Friday, Oct. 30, 1964

Rationalist Revival

THE ENGLISH MORALISTS by Basil Willey. 318 pages. Norton. $6.95.

The British philosophers and essayists of the past three centuries are more admired than read. Impeccably cool and collected, preening themselves on their rationalism, they leave the present impassioned age cold indeed. Yet these writers played a large part in shaping modern notions of good and evil, pleasure and pain, freedom and tyranny. They are also eminently readable, writes Basil Willey, English-literature professor for 18 years at Cambridge. His engaging little book may well spark a rationalist revival.

A believer in God who makes his credo perfectly plain in the course of the book, Author Willey is not in complete sympathy with these earnest skeptics. He gives them their due in a few felicitous phrases without becoming their advocate:

sb FRANCIS BACON: "It is undeniable that Bacon has about him something of the magnificent charlatan. He is full of large utterance, but himself performs little. His own experimenting was unprofitable, and he ignored some of the best work of his contemporaries. But as the buccinator novi temporis (trumpeter of a new age), he is without an equal, and the next three centuries rightly regarded him as the seer, or even the poet, of science. Although he is reputed to be the father of the English essay, he despised the Epicurean life to which most of the essayists have been temperamentally inclined. He was at home in a heroic age, and scorned to be found anywhere but at intellectual headquarters."

sb JOHN LOCKE: "One might call him the first modern English philosopher to write like a gentleman. His tone expresses confidence in the essential reasonableness of God, Nature and Man and in the fundamental stability of the English Constitution. There is said to be an ancient quarrel between philosophy and poetry, but I doubt if any kind of philosophy has ever been, in all its implications, more hostile to poetry than that of Locke."

sb JOSEPH ADDISON: "The 18th century in England may not have been a very moral age, but it was certainly an age of moralists. Addison was the first lay preacher to reach the ear of the middle classes and to give dignified expression to their ideals and sentiments. He was the safest, the nicest great writer English literature had produced until the Victorian age."

sb LORD CHESTERFIELD: "Few Would-be servants of God put so much energy into their task as Chesterfield puts into the service of Mammon. The load carried by Bunyan's Christian was almost light compared with the burden imposed by this Worldly Wiseman on his unfortunate offspring. He felt that life held no greater good than to please it and be pleased by it. He tells his son: 'We shall not converse much together, for I cannot stand awkwardness; it would endanger my health.' "

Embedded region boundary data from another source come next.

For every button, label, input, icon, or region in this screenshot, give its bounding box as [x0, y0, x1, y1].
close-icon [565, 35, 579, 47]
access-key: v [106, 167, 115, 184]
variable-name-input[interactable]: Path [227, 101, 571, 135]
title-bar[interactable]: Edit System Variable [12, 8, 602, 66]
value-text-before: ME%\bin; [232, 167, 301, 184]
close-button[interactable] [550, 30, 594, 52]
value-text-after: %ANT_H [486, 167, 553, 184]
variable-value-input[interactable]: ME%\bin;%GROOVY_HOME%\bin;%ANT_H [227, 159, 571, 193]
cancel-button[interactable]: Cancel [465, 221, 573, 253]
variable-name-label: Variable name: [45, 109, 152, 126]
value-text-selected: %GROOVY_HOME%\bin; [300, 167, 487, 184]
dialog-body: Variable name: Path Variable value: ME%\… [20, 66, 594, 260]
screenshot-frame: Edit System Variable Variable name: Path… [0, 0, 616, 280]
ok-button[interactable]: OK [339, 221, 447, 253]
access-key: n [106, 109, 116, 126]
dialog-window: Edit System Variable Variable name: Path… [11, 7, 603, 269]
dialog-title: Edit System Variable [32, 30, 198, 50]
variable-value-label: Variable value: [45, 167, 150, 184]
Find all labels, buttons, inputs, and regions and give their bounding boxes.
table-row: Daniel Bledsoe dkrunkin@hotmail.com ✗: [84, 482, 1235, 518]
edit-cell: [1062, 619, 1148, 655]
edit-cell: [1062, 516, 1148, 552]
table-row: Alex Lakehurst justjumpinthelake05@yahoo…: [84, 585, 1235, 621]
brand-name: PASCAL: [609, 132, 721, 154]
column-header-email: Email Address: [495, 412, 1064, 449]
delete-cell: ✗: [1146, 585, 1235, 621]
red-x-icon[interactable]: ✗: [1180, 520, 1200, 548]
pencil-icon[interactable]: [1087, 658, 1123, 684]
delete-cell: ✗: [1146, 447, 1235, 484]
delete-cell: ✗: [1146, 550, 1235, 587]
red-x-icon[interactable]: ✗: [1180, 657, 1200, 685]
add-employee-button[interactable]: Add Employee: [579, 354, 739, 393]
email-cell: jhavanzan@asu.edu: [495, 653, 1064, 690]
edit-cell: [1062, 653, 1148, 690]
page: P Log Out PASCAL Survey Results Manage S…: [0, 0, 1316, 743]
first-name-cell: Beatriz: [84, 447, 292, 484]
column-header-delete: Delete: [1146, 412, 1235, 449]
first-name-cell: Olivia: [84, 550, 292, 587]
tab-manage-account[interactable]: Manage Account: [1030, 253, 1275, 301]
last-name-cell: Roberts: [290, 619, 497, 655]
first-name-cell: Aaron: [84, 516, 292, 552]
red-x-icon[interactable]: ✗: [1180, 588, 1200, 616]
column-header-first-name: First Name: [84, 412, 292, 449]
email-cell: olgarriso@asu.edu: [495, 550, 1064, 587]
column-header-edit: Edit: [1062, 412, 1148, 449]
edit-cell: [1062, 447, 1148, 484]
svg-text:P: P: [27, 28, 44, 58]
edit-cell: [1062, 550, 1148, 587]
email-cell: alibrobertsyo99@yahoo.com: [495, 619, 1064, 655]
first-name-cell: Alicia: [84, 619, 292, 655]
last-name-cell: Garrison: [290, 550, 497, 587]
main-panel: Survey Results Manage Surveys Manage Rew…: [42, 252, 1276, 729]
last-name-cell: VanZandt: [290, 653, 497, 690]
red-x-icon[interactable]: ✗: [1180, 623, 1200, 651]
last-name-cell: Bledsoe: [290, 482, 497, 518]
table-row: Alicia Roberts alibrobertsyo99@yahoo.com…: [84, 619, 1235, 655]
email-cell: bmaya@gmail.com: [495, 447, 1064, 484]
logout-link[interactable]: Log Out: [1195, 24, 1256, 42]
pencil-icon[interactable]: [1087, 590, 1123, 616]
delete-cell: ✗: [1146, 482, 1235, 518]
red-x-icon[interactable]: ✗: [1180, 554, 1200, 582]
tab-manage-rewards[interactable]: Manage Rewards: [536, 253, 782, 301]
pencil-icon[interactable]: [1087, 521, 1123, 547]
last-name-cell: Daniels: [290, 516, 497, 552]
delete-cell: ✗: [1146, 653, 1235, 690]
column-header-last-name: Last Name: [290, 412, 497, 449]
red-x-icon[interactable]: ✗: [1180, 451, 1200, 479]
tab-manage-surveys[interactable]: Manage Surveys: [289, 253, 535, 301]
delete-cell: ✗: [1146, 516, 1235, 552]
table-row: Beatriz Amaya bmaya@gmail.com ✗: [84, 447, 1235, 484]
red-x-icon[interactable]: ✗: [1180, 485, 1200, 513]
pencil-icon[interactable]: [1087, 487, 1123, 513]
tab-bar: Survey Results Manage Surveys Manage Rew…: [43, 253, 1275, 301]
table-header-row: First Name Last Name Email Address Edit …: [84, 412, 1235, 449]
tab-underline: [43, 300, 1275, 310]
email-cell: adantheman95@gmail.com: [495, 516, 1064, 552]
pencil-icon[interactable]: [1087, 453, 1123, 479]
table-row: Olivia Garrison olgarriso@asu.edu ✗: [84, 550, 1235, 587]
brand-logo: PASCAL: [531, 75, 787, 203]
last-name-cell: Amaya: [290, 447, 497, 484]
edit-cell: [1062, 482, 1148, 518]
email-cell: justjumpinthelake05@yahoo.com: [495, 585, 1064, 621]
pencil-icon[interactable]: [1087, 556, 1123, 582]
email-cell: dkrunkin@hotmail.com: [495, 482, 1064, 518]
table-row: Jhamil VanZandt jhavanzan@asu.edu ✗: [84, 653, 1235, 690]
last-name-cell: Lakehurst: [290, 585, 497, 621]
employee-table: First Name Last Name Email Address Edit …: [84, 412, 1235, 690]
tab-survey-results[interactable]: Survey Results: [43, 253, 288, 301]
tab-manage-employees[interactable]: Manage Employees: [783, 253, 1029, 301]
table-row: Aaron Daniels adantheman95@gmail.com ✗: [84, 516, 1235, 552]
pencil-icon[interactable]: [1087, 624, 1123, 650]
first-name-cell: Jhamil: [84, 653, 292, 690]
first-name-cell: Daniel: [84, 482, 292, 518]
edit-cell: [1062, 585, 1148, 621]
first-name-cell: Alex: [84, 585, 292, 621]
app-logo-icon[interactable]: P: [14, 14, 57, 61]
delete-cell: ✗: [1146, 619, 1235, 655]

sb EDMUND BURKE: "The French revolutionists were sweeping away the past and replacing it by a mathematically symmetrical new order; and they were doing this in the name of 'nature.' Burke managed to throw 'nature' back into the teeth of its French disciples. It is 'natural,' he argued, for men to accept tradition, to be unequal, to be religious, to be respectful to their betters. The noble rustic or savage are exploded myths; rustics and savages merely turn out to be ignoble in ways somewhat different from our own."